Lawyer of the Month: Margaret Gribbon

Lawyer of the Month: Margaret Gribbon

Margaret Gribbon of Bridge Employment Solicitors

Scottish solicitor Margaret Gribbon has dealt with many serious employment issues and cases over the years. Her experience dates back to her days of working for the Equal Opportunities Commission, followed by the Citizens Advice Bureau, and as a trade unionist before she qualified as a lawyer in the mid-1990s.

Despite her immersion in this area, she says she was still “shocked” by how badly Police Scotland handled the allegations of victimisation and sex discrimination of her client former Police Constable Rhona Malone while she was a firearms officer with the force.
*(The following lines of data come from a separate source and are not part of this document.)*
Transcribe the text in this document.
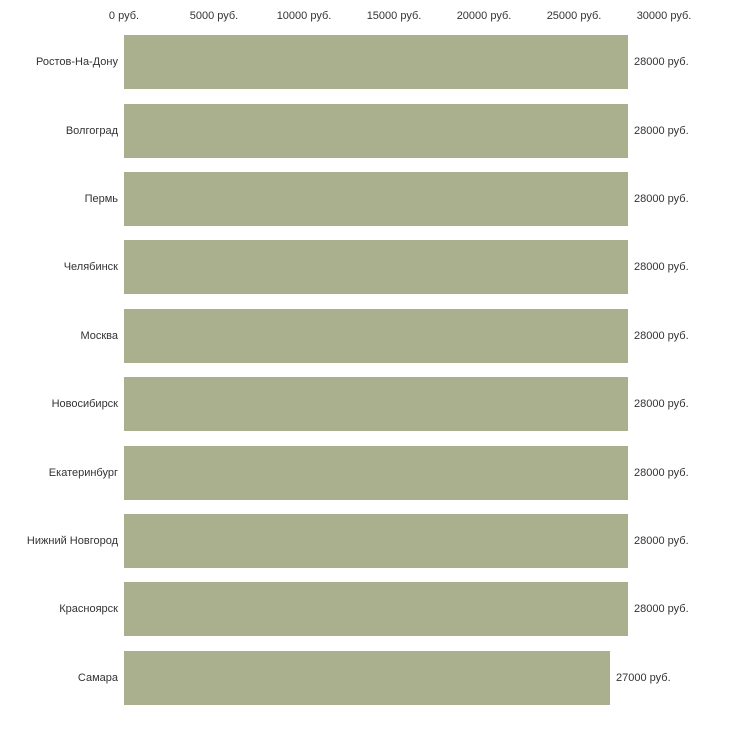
0 руб.	5000 руб.	10000 руб.	15000 руб.	20000 руб.	25000 руб.	30000 руб.
Ростов-На-Дону	28000 руб.
Волгоград	28000 руб.
Пермь	28000 руб.
Челябинск	28000 руб.
Москва	28000 руб.
Новосибирск	28000 руб.
Екатеринбург	28000 руб.
Нижний Новгород	28000 руб.
Красноярск	28000 руб.
Самара	27000 руб.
The long-running case of former Police Constable Malone made big headlines in the spring of this year when Police Scotland confirmed it had reached a sizeable settlement with Ms Malone – a payment of £947,909. This came on the back of an employment tribunal’s liability findings in October 2021 that misogyny and sexism was rife in the Police Scotland armed response unit based in Fettes in Edinburgh. The force admitted the culture in armed policing in 2017 and 2018 was “unacceptable”. Chief Constable Iain Livingstone also apologised and called in an outside force to review its culture and conduct.

At the time of the payout being made public, Ms Gribbon said that Ms Malone’s case “must serve as a watershed for Police Scotland”. Speaking now, Ms Gribbon, of Bridge Employment Solicitors in Glasgow, says: “If I was giving a textbook example of how not to deal with a complaint of sex discrimination and victimisation, I would use this case. Ms Malone was treated appallingly after raising her complaints; the organisation turned on her rather than dealing with the source of the problems.”

Ms Gribbon got involved in the case when she was recommended to Ms Malone by another police officer she had acted for in another sex discrimination case against Police Scotland. “I was instructed in 2019,” she says. “It was a long and very hard-fought litigation. These litigations are not for the faint-hearted and a few times Rhona came to close to giving up. I’m very glad she didn’t and it is testament to her grit and determination that she carried on.”

She says that while she is not criticising any clients who seek monetary compensation – as that is a legitimate form of redress – for Ms Malone it genuinely was never about the money. “She was just treated so badly and wanted accountability. What makes it worse, and I’ve seen this with other women who have pursued similar claims, is the devastating loss of self-confidence they suffer by losing the careers they loved and excelled at. Rhona regarded the police as her family.”

She adds: “The employment tribunal’s findings laid bare the extent of the problem of misogyny and sexism within the police.” This ranged from an inspector sending pictures of naked women, referring to female officers in derogatory terms, and a senior male firearms officers telling a female officer women should not be firearms officers because they menstruate and that affects their temperament.

According to Ms Gribbon, the Ms Malone case was assisted by the courage of both male and female police officers who gave evidence on her behalf about her treatment and the culture within firearms.

Ms Malone raised concerns about sexism within the force after receiving an email in January 2018 from an Acting Inspector saying two female firearms officers should not be deployed together when there were sufficient male staff on duty. Ms Gribbon says there was the email was demonstrably sexist although Police Scotland continued to argue otherwise.

Ms Gribbon stated: “Firearms officers are trained at great cost to the taxpayer. Competent female firearms officers were driven out of firearms because of the sexism and misogyny, and because they said they had come to the depressing realisation that it was unlikely to change.”

She adds: “If Rhona’s complaint had been handled competently internally, she would not have lost her career and the force a competent and diligent officer.”

On whether the culture will change within policing, Ms Gribbon says: “It remains to be seen whether Police Scotland are genuinely committed to tackling the problems exposed by this case. It will be for the public and politicians to closely monitor what action is taken in response to this case.”

While she describes this case as not dissimilar to others she has handled, what singles it out is the monetary value, close to £1 million.

Another case that has made a mark on Ms Gribbon was “having a front-row seat” at Ravat vs Halliburton Manufacturing and Services Ltd in 2012 at the Supreme Court in London. The case was around the test for when workers are covered by employment rights when they work abroad. She describes going to Supreme Court for the case as a “great experience”.

Despite being a solicitor for decades and now having her own practice that she launched just last year, Ms Gribbon came to law as a second career. She saw it as a natural progression from her advice work with the Equal Opportunities Commission and Citizens Advice Bureau, as well as her trade union activities. “I had some friends who were lawyers and who encouraged me to give up my job and study the LLB,” she says.

With a social sciences degree that she did part-time over five years under her belt, Ms Gribbon started an accelerated LLB at the University of Glasgow in 1993, followed by her diploma. She started at Thompsons Solicitors, working in Scotland and England, before joining Digby Brown where she was a partner, heading its employment practice. She left there in 2009 and worked as a consultant for 10 years before establishing Bridge Employment Solicitors.

And in terms of what comes next in her employment law career, Ms Gribbon says she plans to just “keep going”.